Speaking at the organisation’s Annual Conference, Police Federation chairman Steve White has called upon whomever forms the new Government to make policing a priority. In his speech to an audience including Home Secretary Amber Rudd, White addressed a number of issues facing the police service.
He repeated calls for tougher sentencing for those convicted of assaulting police officers and also called for changes in a number of other topic areas, including greater protection for police pursuit drivers.
White, who has been chairman of the Police Federation of England and Wales since 2014, told conference delegates that the importance of policing must not be lost on politicians when they form the next Government following June’s General Election.
“Policing is too important to be a political football,” said White. “We look to politicians to raise the debate to where it needs to be – front and centre. After all, politics and politicians will move on, but policing, its officers and people’s safety will always be needed and important no matter who’s in Government. Put policing before politics, put the people before politics and put those who pledge to serve before politics.”

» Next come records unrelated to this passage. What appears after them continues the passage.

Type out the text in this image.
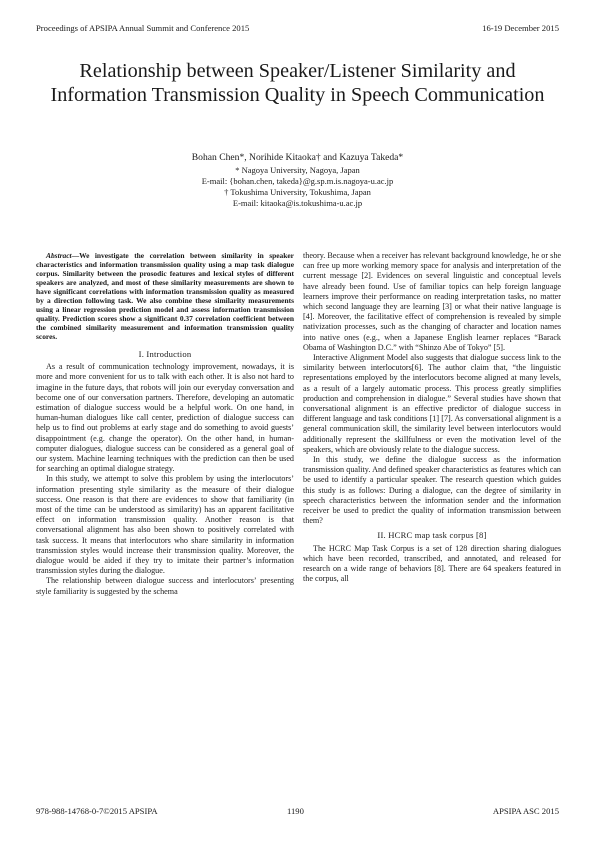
Proceedings of APSIPA Annual Summit and Conference 2015	16-19 December 2015
Relationship between Speaker/Listener Similarity and Information Transmission Quality in Speech Communication
Bohan Chen*, Norihide Kitaoka† and Kazuya Takeda*
* Nagoya University, Nagoya, Japan
E-mail: {bohan.chen, takeda}@g.sp.m.is.nagoya-u.ac.jp
† Tokushima University, Tokushima, Japan
E-mail: kitaoka@is.tokushima-u.ac.jp

Abstract—We investigate the correlation between similarity in speaker characteristics and information transmission quality using a map task dialogue corpus. Similarity between the prosodic features and lexical styles of different speakers are analyzed, and most of these similarity measurements are shown to have significant correlations with information transmission quality as measured by a direction following task. We also combine these similarity measurements using a linear regression prediction model and assess information transmission quality. Prediction scores show a significant 0.37 correlation coefficient between the combined similarity measurement and information transmission quality scores.

I. Introduction

As a result of communication technology improvement, nowadays, it is more and more convenient for us to talk with each other. It is also not hard to imagine in the future days, that robots will join our everyday conversation and become one of our conversation partners. Therefore, developing an automatic estimation of dialogue success would be a helpful work. On one hand, in human-human dialogues like call center, prediction of dialogue success can help us to find out problems at early stage and do something to avoid guests’ disappointment (e.g. change the operator). On the other hand, in human-computer dialogues, dialogue success can be considered as a general goal of our system. Machine learning techniques with the prediction can then be used for searching an optimal dialogue strategy.

In this study, we attempt to solve this problem by using the interlocutors’ information presenting style similarity as the measure of their dialogue success. One reason is that there are evidences to show that familiarity (in most of the time can be understood as similarity) has an apparent facilitative effect on information transmission quality. Another reason is that conversational alignment has also been shown to positively correlated with task success. It means that interlocutors who share similarity in information transmission styles would increase their transmission quality. Moreover, the dialogue would be aided if they try to imitate their partner’s information transmission styles during the dialogue.

The relationship between dialogue success and interlocutors’ presenting style familiarity is suggested by the schema

theory. Because when a receiver has relevant background knowledge, he or she can free up more working memory space for analysis and interpretation of the current message [2]. Evidences on several linguistic and conceptual levels have already been found. Use of familiar topics can help foreign language learners improve their performance on reading interpretation tasks, no matter which second language they are learning [3] or what their native language is [4]. Moreover, the facilitative effect of comprehension is revealed by simple nativization processes, such as the changing of character and location names into native ones (e.g., when a Japanese English learner replaces “Barack Obama of Washington D.C.” with “Shinzo Abe of Tokyo” [5].

Interactive Alignment Model also suggests that dialogue success link to the similarity between interlocutors[6]. The author claim that, “the linguistic representations employed by the interlocutors become aligned at many levels, as a result of a largely automatic process. This process greatly simplifies production and comprehension in dialogue.” Several studies have shown that conversational alignment is an effective predictor of dialogue success in different language and task conditions [1] [7]. As conversational alignment is a general communication skill, the similarity level between interlocutors would additionally represent the skillfulness or even the motivation level of the speakers, which are obviously relate to the dialogue success.

In this study, we define the dialogue success as the information transmission quality. And defined speaker characteristics as features which can be used to identify a particular speaker. The research question which guides this study is as follows: During a dialogue, can the degree of similarity in speech characteristics between the information sender and the information receiver be used to predict the quality of information transmission between them?

II. HCRC map task corpus [8]

The HCRC Map Task Corpus is a set of 128 direction sharing dialogues which have been recorded, transcribed, and annotated, and released for research on a wide range of behaviors [8]. There are 64 speakers featured in the corpus, all

978-988-14768-0-7©2015 APSIPA	1190	APSIPA ASC 2015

Officer numbers have fallen by 3,000 in the past year. White told delegates that this is simply not sustainable in the long-term if the police service is to continue to be “the very best in the world” and “envied and emulated” across the globe. He added: “We’re a service that wants to deliver what the public want, when they want it and how they want it – 24 hours a day, 365 days a year, but this is becoming impossible. It’s a crisis that we don’t have enough police officers to deal with the demands placed upon the service. This should be very worrying for Government, whose primary responsibility is the safety and security of its citizens.”
Protect The Protectors campaign
White then turned his attentions to the Protect The Protectors campaign, which was put before Parliament earlier this year and received cross-party support. It was launched after staggering statistics suggested that, on average, a police officer was assaulted every four minutes last year.

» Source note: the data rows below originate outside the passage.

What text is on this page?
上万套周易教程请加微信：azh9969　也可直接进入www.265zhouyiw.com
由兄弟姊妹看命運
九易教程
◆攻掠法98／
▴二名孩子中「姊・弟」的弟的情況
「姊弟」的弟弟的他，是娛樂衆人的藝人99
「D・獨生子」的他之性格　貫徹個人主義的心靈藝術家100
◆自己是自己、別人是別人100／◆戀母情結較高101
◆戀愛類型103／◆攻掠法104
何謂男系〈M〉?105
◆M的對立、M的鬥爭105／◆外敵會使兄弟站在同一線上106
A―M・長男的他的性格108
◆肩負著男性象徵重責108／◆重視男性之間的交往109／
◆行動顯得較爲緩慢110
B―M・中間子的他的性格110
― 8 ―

“Home Secretary,” said White, “last year you and politicians from all parties expressed support for our Protect The Protectors campaign. A campaign aimed not just at reducing the number of assaults on police officers, but also giving officers the right protection, equipment and support. Whatever duties officers are doing, they all need protecting. Many of your colleagues from all political parties were vocal and stated their support for a change in legislation. Many expressed support for a change to see harsher sentences for those convicted of assaulting officers. Today, I ask you and every politician seeking to be elected a simple question: ‘Can we have a firm commitment to make this happen?’ We want a commitment that you will give the police officers of England and Wales the support and protection needed to do their job.”
Among those provisions required for officers to be able to effectively do their job is a wider roll-out of Taser. Approval has already been granted for the use of the new X2 Taser model, but many forces are struggling to fund its introduction.
“We know and have seen first-hand the benefits of Taser and body-worn video,” added White. “We’re pleased that the use of the Taser X2 was approved by the Home Office. Now, all we need are the devices and the money to pay for them. Last time I looked there was still millions of pounds present in the Police Transformation Fund. Let’s do something useful with it.”
Police pay and pensions
Police pay and pensions were also brought into sharp focus, particularly as officers up and down the country wait to discover if they’ll be awarded a pay rise next year. The Federation has asked for a 2.8% increase for all officers. The decision is currently with the independent Police Remuneration Review Body.
“As an organisation, we’ve taken the brunt of the anger and frustration officers felt when the Government introduced a new pension scheme,” explained White. “Officers are now having to work longer, having to pay more into their pension and then receive less when they retire. We know things cannot always stand still, but Government moved the goalposts halfway through the game. Coming after other changes to pay and conditions of service, is it any wonder that officers feel angry, undervalued and demoralised?”
White went on to comment: “Last week, I read in the news some speculation that politics may be going back to the 1970s. Well, police pay is certainly heading that way again. A new Government will be formed next month with an opportunity to make changes for the better. Allow me to suggest one. Remove the shackles from the Police Remuneration Review Body. Allow it to take the evidence we provide – full and detailed analysis – and decide for itself what pay award officers should receive.”
He continued: “We have evidenced the need for an uplift of 2.8%. The difference between an increase of 1% and 2.8% – £90 million. While that may sound like a lot, in the grand scheme of Government budgets it’s negligible. That increase would be just to stand still: to stand still so that we don’t lose even more than the real terms decrease in pay of 15% that we’ve already suffered.”
White finished his speech by summarising what he and the Federation are demanding from the next Government – fair pay and reward, a national system of welfare provision for officers, legal protection for officers doing their job, the right protective equipment, no further budget cuts, an immediate halt in the reduction of officer numbers, a progressive culture and an open environment where the service learns from its mistakes and, last but not least, a Government that supports the police.